Dot highlighted how our current development programmes will be reviewed. CNWL run a mentoring programme for BAME staff ‘Developing Diverse Leaders’.
“The Trust has lots and lots of development programmes and I think we have too many and therefore you can’t see your path through them, whoever you are. I think we need fewer development programmes, more clearly focused so that when a person starts in this Trust they can see their path of development through a series of programmes.”

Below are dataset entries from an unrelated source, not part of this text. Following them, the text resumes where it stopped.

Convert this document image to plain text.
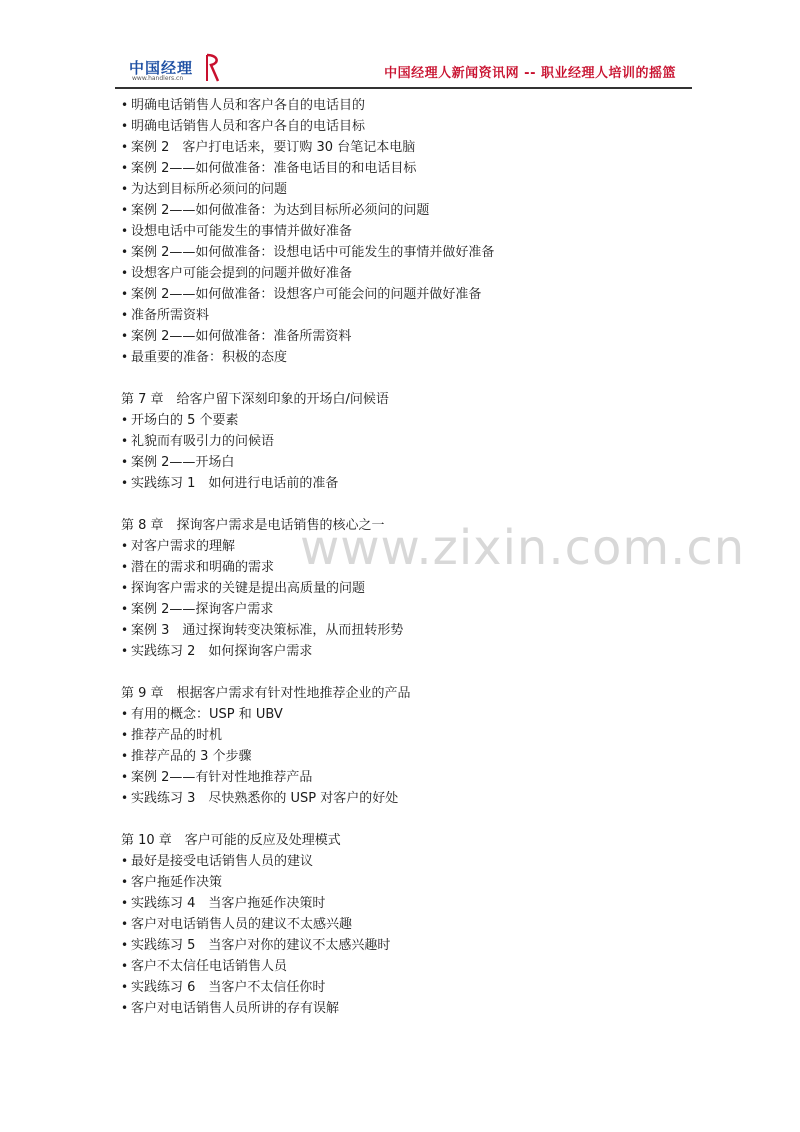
中国经理
www.handlers.cn	中国经理人新闻资讯网 -- 职业经理人培训的摇篮
www.zixin.com.cn
• 明确电话销售人员和客户各自的电话目的
• 明确电话销售人员和客户各自的电话目标
• 案例 2　客户打电话来，要订购 30 台笔记本电脑
• 案例 2——如何做准备：准备电话目的和电话目标
• 为达到目标所必须问的问题
• 案例 2——如何做准备：为达到目标所必须问的问题
• 设想电话中可能发生的事情并做好准备
• 案例 2——如何做准备：设想电话中可能发生的事情并做好准备
• 设想客户可能会提到的问题并做好准备
• 案例 2——如何做准备：设想客户可能会问的问题并做好准备
• 准备所需资料
• 案例 2——如何做准备：准备所需资料
• 最重要的准备：积极的态度
第 7 章　给客户留下深刻印象的开场白/问候语
• 开场白的 5 个要素
• 礼貌而有吸引力的问候语
• 案例 2——开场白
• 实践练习 1　如何进行电话前的准备
第 8 章　探询客户需求是电话销售的核心之一
• 对客户需求的理解
• 潜在的需求和明确的需求
• 探询客户需求的关键是提出高质量的问题
• 案例 2——探询客户需求
• 案例 3　通过探询转变决策标准，从而扭转形势
• 实践练习 2　如何探询客户需求
第 9 章　根据客户需求有针对性地推荐企业的产品
• 有用的概念：USP 和 UBV
• 推荐产品的时机
• 推荐产品的 3 个步骤
• 案例 2——有针对性地推荐产品
• 实践练习 3　尽快熟悉你的 USP 对客户的好处
第 10 章　客户可能的反应及处理模式
• 最好是接受电话销售人员的建议
• 客户拖延作决策
• 实践练习 4　当客户拖延作决策时
• 客户对电话销售人员的建议不太感兴趣
• 实践练习 5　当客户对你的建议不太感兴趣时
• 客户不太信任电话销售人员
• 实践练习 6　当客户不太信任你时
• 客户对电话销售人员所讲的存有误解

Ebrima Sonko from the CNWL Patient and Carer Involvement Team asked Dot and Claire about staff safety.
Their shared response explained how current work is being done to make sure staff are reading policies and are working safely in teams and lone working in the community.
“We think it’s an important issue, we’re all concerned about it. So for us, there is something we need to do to reinvigorate our thinking in the context of changing society. How we keep ourselves safe, how we keep a therapeutic and open service, and still keep our staff safe. We have to create an environment and culture where we can talk about it.”
Ela added how people from a BAME background can experience aggression and violence: “Sometimes it is at low level, sometimes its high level but just to be aware when you are making those decisions is important.”
Claire and Dot encouraged everyone to ‘be proud of your Trust and be proud of your team, working together we can achieve so much more. It’s event like these that brings idea and issues out in the open to achieve better things.”